La beffa è arrivata nei giorni scorsi, gli abitanti di quei territori non vedranno neanche un euro per le devastazioni subite e la messa in sicurezza delle aree colpite. Un errore nell’ordinanza della protezione civile, firmata dal presidente del consiglio Silvio Berlusconi, lo scorso 2 settembre, ha vanificato lo stanziamento previsto di 160 milioni di euro per i comuni di Giampilieri e della zona dei Nebrodi. Il capo del dipartimento della protezione civile Franco Gabrielli ha confermato alla Gazzetta del Sud: “ Gli obiettivi fissati dal patto di stabilità per l’anno 2011 della regione siciliana non consentono al dipartimento regionale della Protezione civile, che funge da struttura di supporto al commissario, governatore della Sicilia Raffaele Lombardo, di utilizzare le somme stanziate dall’ordinanza in questione”.
Roba da ridere se non fosse che famiglie piangono morti e territori attendono fondi e risposte. Alla legittima richiesta di modificare l’ordinanza, la Ragioneria dello Stato avrebbe risposto picche: “Impossibile cambiarla”. I fondi sono stati così bloccati. Un paese fragile, con il 70% dei comuni a rischio idrogeologico, dovrebbe investire in sicurezza e ripristino dei territori. Un indirizzo diverso quello assunto dal comune di Messina.

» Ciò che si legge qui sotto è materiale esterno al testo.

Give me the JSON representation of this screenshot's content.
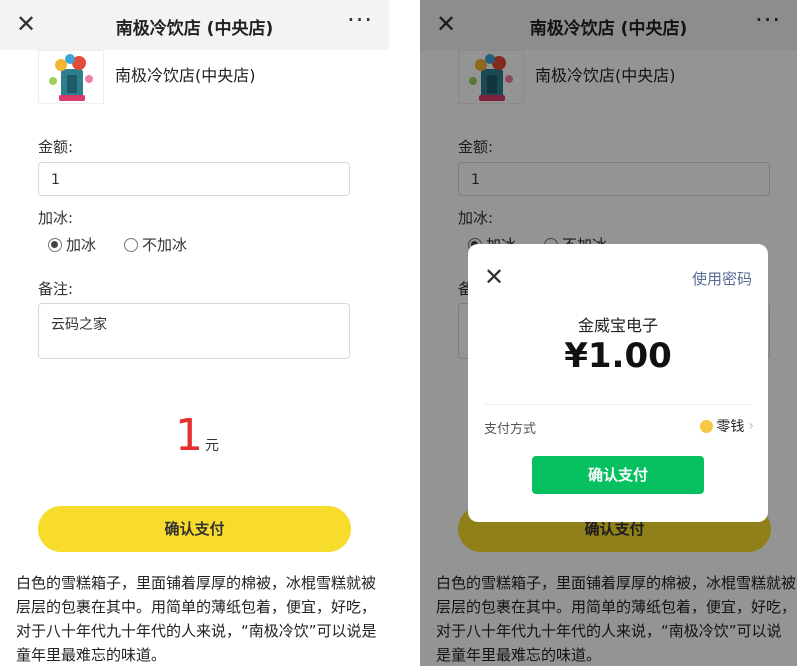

Nell’ultima conferenza di servizi, svoltasi a Roma nella sede del Ministero delle infrastrutture, in merito alla realizzazione del Ponte sullo stretto, il comune di Messina, denuncia il Wwf, avrebbe chiesto nell’ambito delle “opere compensative” la tombinatura delle fiumare Papardo e Annunziata. Sotterrare i rivoli, i canali che, in caso di piogge intense, non troverebbero sbocchi come ricordano le immagini di una Genova devastata.

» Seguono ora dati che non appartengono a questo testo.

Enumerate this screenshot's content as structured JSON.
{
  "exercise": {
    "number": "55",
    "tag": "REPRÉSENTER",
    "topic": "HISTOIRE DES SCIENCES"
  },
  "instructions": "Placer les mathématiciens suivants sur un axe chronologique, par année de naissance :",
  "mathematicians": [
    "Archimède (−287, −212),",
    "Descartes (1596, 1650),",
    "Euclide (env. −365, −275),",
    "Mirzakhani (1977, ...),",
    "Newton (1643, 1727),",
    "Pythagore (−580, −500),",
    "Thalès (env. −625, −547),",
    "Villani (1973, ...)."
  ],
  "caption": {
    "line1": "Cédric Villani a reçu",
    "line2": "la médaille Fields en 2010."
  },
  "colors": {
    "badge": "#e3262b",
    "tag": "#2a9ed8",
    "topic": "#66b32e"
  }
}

Ma non basta. Un ulteriore colpo all’equilibrio precario di una terra, bisognosa di cura, ma ricoperta solo di cemento, potrebbe arrivare proprio dalla realizzazione del Ponte sullo stretto. Il pericolo si nasconde in un elaborato di progetto con codice” cz002″. Le associazioni ambientaliste (Wwf, Legambiente, Italia Nostra, Man) analizzando il progetto hanno scoperto che saranno quasi dieci milioni di metri cubi i materiali di scavo che saranno depositati in Sicilia. Quasi tre milioni saranno collocati in aree di impluvio. Cioè in zone che dovrebbero restare libere piuttosto che ingolfate creando tappi artificiali pronti ad esplodere in caso di piogge, ormai sempre più frequenti. Quasi 6 milioni di metri cubi sarebbero destinati a siti di riqualificazione ambientale, diversi dei quali sono aree di impluvio tra strade e case.
Alcuni siti, classificati come Sra1, Sra2 e Sra3 dovrebbero vedere a monte delle abitazioni in aree di naturale scorrimento delle acque piovane, con canali che scendono a valle, rispettivamente il collocamento di 140 mila metri cubi, 2 milioni di metri cubi e 720 mila metri cubi. Una soluzione che le associazioni definiscono “irresponsabile”. “ Piazzare tali quantitativi di terre – denuncia il Wwf Italia – in aree dove le acque dovrebbero poter scorrere senza trovare ostacoli di alcun genere, in modo che non provochi danni, significa mettere a repentaglio la vita di migliaia di persone che vivrebbero con l’incubo di possibili colate fangose”. L’Italia che promette interventi di ripristino ambientale e lotta al dissesto idrogeologico poi sceglie sempre la stessa ricetta: incompetenza e cemento, in attesa di nuove tragedie.